What is impressive is how Marclay has crafted something so compulsively watchable out of what on paper sounds as gripping as ‘drying paint: the movie’. I sat transfixed for over 2 hours, finally being driven out not by boredom but hunger. Much of this is down to the elegance with which Marclay accomplishes the transitions between clips. Aural as well as visual aspects are often paired, such as the sound of a tapping pencil in one clip being subtly modified by the chugging of a steam engine in a succeeding one. ‘Sound’, Marclay says, ‘is the glue that holds the piece together.’
This does not so much rewrite the grammar of film as make explicit what is essential to the cinematic experience. Fundamentally, we love movies not simply because they tell stories or portray realistic characters (literature and theatre have been doing this quite well for millennia) but because they present us with a rich tableau that records the geography, both literal and emotional, of human life. In many senses, cinema panders to our voyeuristic tendencies, of witnessing but not participating in moments of love and pain, violence and sex. Clock provides us with an undiluted fix of startling and varied images.
Time is the bedrock. To one extent, our willingness to passively enter into the plights of others is secured by the assurance that the experience has a specific duration. Even at the gloomy Nordic heights of Bergman, we are only expected to give our existential all for the 90-minute running time. But to go deeper, Clock reminds us of cinema’s narrative dependence on time. So many of the clips demonstrate that the real villain of thrillers is the ticking clock, contriving impossible plots for our heroes in their race against time. Elsewhere, from being late for a date to growing old and considering mortality, cinema functions as one of the most thorough and complex meditations on the phenomenology of time. A moment from Clock showing a boy drawing a watch on his wrist that transforms into the real ticking object illustrates how something that is essentially a human invention becomes in the collective consciousness a universal truth around which we plot our lives. Moreover, the status of Marclay's project, a montage of fragments wrenched from their discrete temporal contexts that in turn function to validate our own time zone, seems to point towards a more general constructedness.

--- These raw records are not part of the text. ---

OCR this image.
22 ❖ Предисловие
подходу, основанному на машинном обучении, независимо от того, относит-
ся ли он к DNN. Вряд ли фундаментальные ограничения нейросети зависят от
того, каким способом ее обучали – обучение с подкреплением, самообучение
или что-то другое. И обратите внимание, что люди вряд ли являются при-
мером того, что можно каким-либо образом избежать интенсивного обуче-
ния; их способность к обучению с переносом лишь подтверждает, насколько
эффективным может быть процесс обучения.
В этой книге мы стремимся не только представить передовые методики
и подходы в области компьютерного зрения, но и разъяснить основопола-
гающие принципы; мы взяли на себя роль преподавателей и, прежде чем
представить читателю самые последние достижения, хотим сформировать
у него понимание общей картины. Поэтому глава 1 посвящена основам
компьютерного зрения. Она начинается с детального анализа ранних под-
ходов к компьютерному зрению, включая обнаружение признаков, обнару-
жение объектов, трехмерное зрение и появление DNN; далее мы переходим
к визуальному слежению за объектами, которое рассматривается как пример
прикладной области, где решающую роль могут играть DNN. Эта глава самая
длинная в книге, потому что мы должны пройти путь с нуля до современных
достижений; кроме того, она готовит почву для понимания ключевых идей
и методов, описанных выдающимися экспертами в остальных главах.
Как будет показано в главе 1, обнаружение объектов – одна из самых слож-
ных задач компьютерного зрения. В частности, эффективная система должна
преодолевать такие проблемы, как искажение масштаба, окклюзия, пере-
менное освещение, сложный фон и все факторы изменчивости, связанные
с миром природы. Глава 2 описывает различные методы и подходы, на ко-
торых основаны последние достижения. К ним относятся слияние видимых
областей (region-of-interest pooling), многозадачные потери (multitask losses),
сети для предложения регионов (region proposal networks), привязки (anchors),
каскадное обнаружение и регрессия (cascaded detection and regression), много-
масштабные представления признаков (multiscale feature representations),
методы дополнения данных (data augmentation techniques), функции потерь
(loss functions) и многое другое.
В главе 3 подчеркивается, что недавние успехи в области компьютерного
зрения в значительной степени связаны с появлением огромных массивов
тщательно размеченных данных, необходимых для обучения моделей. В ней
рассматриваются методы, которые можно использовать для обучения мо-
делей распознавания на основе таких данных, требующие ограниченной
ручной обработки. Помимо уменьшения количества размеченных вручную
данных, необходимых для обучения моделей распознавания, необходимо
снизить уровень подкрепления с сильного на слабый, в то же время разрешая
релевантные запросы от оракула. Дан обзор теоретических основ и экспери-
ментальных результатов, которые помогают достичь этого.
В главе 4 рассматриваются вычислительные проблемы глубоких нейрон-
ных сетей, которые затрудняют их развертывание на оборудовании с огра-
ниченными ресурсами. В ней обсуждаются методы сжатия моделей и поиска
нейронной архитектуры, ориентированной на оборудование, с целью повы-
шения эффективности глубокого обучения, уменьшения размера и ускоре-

Marclay developed calluses on his fingers from all the mouse clicking involved in the two-year editing process. After leaving Clock I think I developed a form of chronophilia. My heightened sensitivity to time in not just its passage but also its visual forms got me thinking that a world in which the principal means of receiving time is digitalized has lost something. The clock faces that appear in many varied and ornate forms in Marclay’s film have all but vanished from our homes and are fast disappearing from urban spaces. I fear that my generation has lost all reverence for time, reducing it to a purely functional role and commodifying it under the slogan 'time is money'. We want to have second-by-second updates at our fingertips and we can't be doing with the eccentricities of the archaic classes with their cuckoo clocks and other ticking hobbyhorses. Yet I cannot help thinking that time, like cinema, deserves better than the bleeping figures of the digital aesthetic.